Was muss garantiert werden? – Wir brauchen die Rettungsfähigkeit, die heute ein Lehrer/eine Lehrerin nur erklärt. An der Stelle wollen wir eine Nachschulung. Wir wollen, dass innerhalb von vier Jahren – spätestens nach fünf Jahren – die Rettungsfähigkeit nachgewiesen wird. Wir brauchen eine Ausbildung in Qualität. Wir brauchen sozusagen Didaktik und Methodik im Erstschwimmunterricht. All das fehlt unseren Lehrerinnen und Lehrern.

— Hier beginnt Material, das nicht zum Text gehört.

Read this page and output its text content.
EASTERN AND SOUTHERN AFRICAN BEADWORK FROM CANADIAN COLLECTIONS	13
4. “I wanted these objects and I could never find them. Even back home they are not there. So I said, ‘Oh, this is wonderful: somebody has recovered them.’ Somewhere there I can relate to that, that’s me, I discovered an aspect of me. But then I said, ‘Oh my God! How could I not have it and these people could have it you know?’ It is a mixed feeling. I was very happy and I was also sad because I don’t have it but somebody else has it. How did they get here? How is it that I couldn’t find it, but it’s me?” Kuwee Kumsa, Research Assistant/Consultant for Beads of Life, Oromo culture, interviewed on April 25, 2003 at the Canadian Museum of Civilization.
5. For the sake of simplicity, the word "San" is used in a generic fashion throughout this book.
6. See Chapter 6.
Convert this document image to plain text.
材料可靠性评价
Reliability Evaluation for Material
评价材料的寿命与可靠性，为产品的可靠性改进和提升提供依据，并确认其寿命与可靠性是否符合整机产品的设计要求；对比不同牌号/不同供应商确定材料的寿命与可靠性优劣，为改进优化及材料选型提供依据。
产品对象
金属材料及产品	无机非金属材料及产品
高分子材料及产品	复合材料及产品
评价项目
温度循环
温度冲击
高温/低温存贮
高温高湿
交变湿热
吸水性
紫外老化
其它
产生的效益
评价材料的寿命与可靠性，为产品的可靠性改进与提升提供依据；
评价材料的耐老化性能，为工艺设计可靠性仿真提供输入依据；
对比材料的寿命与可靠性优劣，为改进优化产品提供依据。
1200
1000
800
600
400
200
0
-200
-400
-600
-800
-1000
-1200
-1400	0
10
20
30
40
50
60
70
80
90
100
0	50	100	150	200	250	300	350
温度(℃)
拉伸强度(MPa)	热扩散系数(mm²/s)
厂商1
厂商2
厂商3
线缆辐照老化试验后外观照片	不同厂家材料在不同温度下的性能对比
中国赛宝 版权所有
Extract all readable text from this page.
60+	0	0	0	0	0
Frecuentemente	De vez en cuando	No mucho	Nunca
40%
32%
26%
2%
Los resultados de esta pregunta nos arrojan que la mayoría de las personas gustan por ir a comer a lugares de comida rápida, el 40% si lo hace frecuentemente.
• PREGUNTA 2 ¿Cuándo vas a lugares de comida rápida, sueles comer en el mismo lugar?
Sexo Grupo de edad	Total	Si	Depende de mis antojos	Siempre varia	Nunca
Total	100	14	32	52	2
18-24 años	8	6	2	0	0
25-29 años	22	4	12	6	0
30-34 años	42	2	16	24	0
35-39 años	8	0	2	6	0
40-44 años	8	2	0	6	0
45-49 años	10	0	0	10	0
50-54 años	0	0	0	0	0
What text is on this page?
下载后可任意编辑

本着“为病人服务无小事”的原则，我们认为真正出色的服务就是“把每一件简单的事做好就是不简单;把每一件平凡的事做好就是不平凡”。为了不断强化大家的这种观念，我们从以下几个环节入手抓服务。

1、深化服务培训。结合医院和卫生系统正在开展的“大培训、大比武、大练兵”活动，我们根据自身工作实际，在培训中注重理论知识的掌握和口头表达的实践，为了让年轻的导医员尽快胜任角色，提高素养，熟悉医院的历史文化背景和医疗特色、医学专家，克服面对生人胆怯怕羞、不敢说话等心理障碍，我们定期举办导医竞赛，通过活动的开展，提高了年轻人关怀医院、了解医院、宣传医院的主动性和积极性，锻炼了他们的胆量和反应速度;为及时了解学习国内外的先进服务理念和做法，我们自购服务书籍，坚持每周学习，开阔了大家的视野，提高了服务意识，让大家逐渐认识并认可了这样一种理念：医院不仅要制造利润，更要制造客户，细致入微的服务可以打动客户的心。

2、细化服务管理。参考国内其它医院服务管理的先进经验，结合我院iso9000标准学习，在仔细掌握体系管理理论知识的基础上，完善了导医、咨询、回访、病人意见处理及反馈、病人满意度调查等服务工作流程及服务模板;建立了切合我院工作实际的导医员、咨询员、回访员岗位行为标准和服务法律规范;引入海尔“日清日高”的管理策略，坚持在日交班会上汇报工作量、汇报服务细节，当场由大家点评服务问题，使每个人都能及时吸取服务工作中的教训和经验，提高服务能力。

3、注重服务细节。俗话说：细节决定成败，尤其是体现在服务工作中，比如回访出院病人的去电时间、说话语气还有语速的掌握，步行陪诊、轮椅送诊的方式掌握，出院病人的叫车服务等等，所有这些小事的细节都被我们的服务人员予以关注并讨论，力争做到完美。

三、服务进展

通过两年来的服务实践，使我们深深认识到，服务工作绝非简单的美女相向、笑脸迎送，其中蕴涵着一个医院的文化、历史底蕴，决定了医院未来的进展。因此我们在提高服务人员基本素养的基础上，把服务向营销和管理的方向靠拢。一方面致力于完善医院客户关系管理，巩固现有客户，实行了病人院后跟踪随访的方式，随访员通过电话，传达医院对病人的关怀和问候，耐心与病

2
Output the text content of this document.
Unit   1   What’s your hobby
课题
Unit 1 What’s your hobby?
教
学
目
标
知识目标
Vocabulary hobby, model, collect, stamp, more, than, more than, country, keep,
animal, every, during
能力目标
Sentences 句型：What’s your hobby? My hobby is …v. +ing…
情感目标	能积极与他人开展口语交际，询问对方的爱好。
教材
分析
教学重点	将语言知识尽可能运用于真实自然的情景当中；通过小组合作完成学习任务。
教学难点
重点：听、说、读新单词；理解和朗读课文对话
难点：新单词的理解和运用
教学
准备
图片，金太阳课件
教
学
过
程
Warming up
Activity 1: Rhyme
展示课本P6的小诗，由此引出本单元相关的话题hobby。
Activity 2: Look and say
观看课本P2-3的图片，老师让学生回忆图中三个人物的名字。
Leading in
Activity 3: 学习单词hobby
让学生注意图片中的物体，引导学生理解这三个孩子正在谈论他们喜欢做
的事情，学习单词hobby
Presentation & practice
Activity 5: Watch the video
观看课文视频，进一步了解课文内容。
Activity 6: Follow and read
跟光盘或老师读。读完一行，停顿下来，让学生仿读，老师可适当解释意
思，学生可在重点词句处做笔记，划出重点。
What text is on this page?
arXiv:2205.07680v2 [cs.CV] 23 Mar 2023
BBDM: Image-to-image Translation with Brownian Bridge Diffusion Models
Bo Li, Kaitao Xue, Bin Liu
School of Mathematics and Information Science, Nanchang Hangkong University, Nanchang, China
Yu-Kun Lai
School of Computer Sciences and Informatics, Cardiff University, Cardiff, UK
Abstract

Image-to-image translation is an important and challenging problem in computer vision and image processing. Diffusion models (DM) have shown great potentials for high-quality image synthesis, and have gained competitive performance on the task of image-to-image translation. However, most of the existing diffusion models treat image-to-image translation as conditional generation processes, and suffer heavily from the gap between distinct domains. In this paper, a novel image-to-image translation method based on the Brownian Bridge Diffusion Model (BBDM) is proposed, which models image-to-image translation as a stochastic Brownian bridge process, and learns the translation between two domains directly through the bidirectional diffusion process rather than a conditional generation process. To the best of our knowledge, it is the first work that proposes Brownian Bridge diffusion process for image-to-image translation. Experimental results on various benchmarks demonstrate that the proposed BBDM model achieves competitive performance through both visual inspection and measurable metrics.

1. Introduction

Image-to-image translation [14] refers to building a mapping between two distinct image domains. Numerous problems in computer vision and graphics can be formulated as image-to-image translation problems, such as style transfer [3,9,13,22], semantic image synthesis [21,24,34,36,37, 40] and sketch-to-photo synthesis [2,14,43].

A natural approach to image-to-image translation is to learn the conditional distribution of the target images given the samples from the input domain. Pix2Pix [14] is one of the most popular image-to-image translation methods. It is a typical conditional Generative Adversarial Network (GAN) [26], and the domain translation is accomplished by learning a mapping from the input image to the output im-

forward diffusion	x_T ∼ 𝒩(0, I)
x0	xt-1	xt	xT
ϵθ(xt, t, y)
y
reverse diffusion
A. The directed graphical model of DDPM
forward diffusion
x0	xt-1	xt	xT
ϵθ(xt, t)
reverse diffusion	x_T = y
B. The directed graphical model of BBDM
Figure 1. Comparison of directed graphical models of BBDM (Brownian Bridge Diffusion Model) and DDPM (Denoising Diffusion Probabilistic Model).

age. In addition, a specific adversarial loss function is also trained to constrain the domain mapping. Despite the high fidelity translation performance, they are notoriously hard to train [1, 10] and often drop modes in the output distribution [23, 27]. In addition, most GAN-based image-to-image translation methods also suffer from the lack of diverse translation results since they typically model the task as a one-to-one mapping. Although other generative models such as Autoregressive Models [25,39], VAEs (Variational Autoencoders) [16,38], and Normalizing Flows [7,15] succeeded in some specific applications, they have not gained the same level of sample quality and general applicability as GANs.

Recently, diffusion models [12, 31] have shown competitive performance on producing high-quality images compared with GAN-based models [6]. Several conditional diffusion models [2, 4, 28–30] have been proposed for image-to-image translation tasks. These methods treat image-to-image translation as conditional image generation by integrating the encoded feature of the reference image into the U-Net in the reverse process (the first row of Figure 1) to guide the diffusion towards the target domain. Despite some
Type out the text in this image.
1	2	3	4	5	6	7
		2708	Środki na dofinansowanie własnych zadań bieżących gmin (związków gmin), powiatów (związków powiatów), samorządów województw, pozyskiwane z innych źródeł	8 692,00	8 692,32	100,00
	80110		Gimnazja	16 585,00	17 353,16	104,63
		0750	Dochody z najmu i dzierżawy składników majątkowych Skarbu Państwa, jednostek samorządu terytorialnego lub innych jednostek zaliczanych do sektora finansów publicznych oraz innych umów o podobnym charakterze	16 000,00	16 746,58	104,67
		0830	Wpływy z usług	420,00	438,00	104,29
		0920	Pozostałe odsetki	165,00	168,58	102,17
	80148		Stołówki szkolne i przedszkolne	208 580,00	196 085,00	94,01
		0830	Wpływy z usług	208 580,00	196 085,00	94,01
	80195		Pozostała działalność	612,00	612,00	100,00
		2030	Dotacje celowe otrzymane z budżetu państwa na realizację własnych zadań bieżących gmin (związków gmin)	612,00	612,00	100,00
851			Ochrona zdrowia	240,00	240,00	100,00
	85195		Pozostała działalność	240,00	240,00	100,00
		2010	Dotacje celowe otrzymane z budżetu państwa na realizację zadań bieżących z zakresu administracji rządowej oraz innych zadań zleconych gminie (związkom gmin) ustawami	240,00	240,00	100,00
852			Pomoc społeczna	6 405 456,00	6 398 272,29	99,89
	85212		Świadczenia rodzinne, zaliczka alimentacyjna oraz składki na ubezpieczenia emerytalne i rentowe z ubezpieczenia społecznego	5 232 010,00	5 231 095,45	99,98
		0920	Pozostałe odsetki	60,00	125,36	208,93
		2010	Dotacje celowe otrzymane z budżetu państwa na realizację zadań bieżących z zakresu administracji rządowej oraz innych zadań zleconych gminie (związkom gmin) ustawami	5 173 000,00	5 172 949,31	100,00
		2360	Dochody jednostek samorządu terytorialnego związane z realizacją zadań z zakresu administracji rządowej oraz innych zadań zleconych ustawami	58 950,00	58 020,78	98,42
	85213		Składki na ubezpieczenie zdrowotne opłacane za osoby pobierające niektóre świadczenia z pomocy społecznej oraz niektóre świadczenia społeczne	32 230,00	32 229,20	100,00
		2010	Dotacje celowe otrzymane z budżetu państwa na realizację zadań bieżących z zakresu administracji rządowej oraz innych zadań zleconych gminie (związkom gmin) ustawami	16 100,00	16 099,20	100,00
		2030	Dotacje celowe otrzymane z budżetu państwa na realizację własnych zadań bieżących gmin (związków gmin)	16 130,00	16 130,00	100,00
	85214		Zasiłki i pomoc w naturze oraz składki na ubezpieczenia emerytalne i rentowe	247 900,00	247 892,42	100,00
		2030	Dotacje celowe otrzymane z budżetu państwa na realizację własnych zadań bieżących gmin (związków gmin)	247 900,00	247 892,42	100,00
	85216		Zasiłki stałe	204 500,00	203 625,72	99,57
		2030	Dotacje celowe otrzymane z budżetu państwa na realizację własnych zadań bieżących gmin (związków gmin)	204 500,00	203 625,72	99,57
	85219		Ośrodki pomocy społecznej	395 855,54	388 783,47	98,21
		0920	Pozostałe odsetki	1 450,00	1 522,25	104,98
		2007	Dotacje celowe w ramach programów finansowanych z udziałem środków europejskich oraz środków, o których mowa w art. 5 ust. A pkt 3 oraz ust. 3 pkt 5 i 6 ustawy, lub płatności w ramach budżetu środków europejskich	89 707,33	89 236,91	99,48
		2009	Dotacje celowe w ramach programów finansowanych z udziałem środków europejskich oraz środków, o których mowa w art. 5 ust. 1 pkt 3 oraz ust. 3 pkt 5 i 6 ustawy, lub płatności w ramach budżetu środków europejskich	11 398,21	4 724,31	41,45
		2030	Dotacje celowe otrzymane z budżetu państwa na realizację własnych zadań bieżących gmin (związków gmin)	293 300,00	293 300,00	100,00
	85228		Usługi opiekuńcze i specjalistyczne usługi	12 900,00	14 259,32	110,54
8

Meine Damen und Herren, Sie wissen schon, was wir die Landesregierung im Sportausschuss gefragt haben: Wie viel Lehrschwimmbeckenkapazitäten stehen eigentlich welchem Bedarf gegenüber? – Die Antwort der Landesregierung: Das können wir nicht sagen, das wissen wir nicht.
Nächste Frage: Wie viele Lehrkräfte erteilen eigentlich Schwimmunterricht in NordrheinWestfalen? Wie viele davon fachfremd? – Meine Damen und Herren, was kann man von dieser Landesregierung erwarten? – Antwort: Das wissen wir nicht. Interessiert uns auch nicht richtig! Wir wollen es lieber nicht wissen, weil wir wissen, dass es ein Fiasko ist.
Nächste Frage: Wie viele Schülerinnen und Schüler werden im ersten Schulhalbjahr 2008 insgesamt im Schwimmen unterrichtet? Wie viele Schülerinnen und Schüler pro Schule und Stufe konnten davon schwimmen? – Meine Damen und Herren, die Antwort der Landesregierung lautet – Sie werden es nicht glauben –: Das wissen wir nicht, und wir wollen es auch lieber gar nicht wissen.
Die Fraktion Bündnis 90/Die Grünen erwartet von diesem Hohen Haus, dass es die Landesregierung auffordert, eine Konzeption vorzulegen, wie wieder alle Schülerinnen und Schüler in Nordrhein-Westfalen in der vierten Klasse Schwimmen lernen. Darauf aufbauend soll die Landesregierung ein Handlungskonzept vorlegen, das dieses Ergebnis auch wirklich sicherstellt. – Vielen Dank.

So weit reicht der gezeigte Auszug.